The funding, to be distributed to research councils, universities and businesses across Europe, will be awarded to successful bidders over the next 14 months.
It is the latest annual allocation from the EUR50 billion Seventh Framework Programme for Research, which was established to distribute research funding from the Commission between 2007 and 2013.
However, while the sum reflects a 12 per cent increase on the cash available last year and was welcomed by the European Universities Association, the EUA also said that it is not enough to help pull the continent out of recession.
Andrew Miller, spokesman for the EUA, said the network of institutions will be pressing for increased investment through the next funding round, allocated from 2013 onwards.
"We stress that investment in universities that train people with new skills for new jobs and in scientific research is a necessary way out of the economic downturn for Europe," he said.
Despite the desire for more, Mr Miller added that European universities would benefit "across the board" from the latest funding.

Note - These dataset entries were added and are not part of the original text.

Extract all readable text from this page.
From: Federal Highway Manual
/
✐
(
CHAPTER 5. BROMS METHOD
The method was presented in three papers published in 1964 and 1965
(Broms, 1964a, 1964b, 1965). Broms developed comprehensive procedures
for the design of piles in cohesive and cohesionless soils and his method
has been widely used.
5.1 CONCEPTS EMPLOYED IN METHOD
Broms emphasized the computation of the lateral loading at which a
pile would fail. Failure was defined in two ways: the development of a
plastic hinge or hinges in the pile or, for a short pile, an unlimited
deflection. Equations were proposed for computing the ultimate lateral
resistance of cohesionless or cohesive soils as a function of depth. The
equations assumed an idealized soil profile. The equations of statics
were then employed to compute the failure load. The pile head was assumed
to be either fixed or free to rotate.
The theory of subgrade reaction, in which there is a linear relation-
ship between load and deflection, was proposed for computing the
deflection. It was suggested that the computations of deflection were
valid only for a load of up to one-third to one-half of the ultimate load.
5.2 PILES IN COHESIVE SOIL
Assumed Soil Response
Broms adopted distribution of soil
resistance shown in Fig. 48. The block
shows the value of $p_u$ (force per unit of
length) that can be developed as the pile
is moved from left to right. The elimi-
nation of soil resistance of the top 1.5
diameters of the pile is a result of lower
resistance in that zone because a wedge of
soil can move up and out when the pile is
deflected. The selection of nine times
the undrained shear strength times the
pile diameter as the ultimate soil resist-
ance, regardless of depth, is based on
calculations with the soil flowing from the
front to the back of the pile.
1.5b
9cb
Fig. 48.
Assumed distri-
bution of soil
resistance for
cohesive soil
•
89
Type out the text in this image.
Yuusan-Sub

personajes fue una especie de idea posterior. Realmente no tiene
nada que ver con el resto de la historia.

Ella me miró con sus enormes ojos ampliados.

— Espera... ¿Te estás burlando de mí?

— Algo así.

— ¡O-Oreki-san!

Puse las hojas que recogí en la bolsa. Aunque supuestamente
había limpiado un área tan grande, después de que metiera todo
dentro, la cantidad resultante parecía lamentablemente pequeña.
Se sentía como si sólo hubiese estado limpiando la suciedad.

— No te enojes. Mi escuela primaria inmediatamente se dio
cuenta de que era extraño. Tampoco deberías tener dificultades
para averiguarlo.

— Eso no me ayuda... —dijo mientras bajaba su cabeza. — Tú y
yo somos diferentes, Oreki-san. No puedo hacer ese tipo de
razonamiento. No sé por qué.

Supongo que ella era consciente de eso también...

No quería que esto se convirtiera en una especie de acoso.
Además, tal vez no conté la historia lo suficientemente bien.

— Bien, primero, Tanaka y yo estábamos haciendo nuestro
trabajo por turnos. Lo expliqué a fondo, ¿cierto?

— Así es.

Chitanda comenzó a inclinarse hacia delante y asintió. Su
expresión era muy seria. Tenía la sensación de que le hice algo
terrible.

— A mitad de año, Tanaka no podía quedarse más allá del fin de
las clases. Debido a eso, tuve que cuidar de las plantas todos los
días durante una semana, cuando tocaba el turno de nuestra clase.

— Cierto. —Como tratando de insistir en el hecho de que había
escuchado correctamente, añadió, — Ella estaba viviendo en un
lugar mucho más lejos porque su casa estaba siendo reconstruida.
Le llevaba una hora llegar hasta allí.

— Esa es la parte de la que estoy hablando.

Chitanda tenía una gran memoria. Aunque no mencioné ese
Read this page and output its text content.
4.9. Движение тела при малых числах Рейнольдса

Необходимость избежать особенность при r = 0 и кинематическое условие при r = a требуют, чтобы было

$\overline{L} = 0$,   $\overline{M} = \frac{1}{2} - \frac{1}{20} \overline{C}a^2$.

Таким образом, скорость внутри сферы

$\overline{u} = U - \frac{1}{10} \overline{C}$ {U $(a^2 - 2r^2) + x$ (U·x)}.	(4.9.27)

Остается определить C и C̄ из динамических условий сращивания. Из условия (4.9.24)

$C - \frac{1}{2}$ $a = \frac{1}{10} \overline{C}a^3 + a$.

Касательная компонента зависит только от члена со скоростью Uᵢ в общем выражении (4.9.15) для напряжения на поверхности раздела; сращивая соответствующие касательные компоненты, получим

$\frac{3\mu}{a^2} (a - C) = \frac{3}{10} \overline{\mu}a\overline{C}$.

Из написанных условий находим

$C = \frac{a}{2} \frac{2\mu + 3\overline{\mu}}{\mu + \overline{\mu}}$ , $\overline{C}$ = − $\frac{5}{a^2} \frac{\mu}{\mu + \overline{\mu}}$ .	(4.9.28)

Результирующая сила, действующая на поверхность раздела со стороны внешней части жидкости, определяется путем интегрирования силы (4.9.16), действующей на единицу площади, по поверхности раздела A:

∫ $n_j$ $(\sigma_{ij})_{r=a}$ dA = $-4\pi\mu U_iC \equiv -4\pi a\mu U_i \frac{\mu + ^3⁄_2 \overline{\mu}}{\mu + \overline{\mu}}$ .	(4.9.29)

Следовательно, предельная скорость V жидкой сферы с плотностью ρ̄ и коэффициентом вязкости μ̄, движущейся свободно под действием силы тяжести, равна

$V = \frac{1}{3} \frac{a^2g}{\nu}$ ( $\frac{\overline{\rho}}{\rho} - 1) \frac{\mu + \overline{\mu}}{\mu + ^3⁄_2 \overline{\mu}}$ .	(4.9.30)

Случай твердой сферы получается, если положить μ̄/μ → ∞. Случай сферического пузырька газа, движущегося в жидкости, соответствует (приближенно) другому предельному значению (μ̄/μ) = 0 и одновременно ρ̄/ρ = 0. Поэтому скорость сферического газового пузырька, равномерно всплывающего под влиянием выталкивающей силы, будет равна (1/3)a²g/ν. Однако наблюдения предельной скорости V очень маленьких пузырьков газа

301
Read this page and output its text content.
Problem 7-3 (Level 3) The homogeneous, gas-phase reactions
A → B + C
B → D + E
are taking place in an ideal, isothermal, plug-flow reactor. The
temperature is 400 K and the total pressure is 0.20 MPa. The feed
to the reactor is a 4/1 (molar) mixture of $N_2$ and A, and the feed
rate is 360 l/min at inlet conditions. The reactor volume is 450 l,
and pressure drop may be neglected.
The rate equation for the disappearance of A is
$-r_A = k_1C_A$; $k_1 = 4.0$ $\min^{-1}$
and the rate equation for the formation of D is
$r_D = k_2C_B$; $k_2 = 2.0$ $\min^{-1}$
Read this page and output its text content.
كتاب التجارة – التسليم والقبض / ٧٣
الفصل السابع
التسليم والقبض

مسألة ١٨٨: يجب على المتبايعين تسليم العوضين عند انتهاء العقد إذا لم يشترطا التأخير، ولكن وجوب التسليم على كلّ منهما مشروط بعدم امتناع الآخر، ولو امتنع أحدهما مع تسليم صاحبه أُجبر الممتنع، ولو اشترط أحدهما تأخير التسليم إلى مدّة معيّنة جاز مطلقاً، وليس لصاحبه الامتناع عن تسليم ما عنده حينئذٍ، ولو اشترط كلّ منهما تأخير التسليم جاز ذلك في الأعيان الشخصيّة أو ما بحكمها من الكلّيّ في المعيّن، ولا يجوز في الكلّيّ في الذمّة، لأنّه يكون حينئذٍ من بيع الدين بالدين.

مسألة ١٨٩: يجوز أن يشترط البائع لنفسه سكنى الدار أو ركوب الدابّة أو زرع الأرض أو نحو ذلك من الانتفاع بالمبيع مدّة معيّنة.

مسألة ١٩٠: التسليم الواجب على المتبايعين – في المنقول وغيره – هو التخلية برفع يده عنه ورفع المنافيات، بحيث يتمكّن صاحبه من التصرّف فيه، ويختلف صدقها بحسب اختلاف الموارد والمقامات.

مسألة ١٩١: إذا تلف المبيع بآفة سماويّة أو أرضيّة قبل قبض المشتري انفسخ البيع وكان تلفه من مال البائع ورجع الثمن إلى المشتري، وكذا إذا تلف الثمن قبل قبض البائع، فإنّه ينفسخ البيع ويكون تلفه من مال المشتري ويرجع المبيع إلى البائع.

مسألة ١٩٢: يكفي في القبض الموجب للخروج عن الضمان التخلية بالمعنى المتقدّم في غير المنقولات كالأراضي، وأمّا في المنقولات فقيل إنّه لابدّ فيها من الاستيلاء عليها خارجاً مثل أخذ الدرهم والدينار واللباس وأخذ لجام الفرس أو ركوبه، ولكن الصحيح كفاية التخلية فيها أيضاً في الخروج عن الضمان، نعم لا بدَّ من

Of the cash available, EUR1.3 billion is reserved for scientists selected by the European Research Council. Mobility grants for 7,000 European researchers will also be provided at a cost of EUR772 million, distributed through the Marie Curie Actions fellowship programme.
A total of EUR600 million will be allocated to projects related to health research and EUR1.2 billion will go to information and communication technology, in support of the Commission's digital agenda.
Small and medium-sized businesses, described by the Commission as the "backbone" of innovation, will pick up almost EUR800 million, ring-fenced in some areas.
The EUA is set to call for a simplification of the funding stream from 2013 onwards. The Commission is expected to publish its new European Plan for Research and Innovation later this year.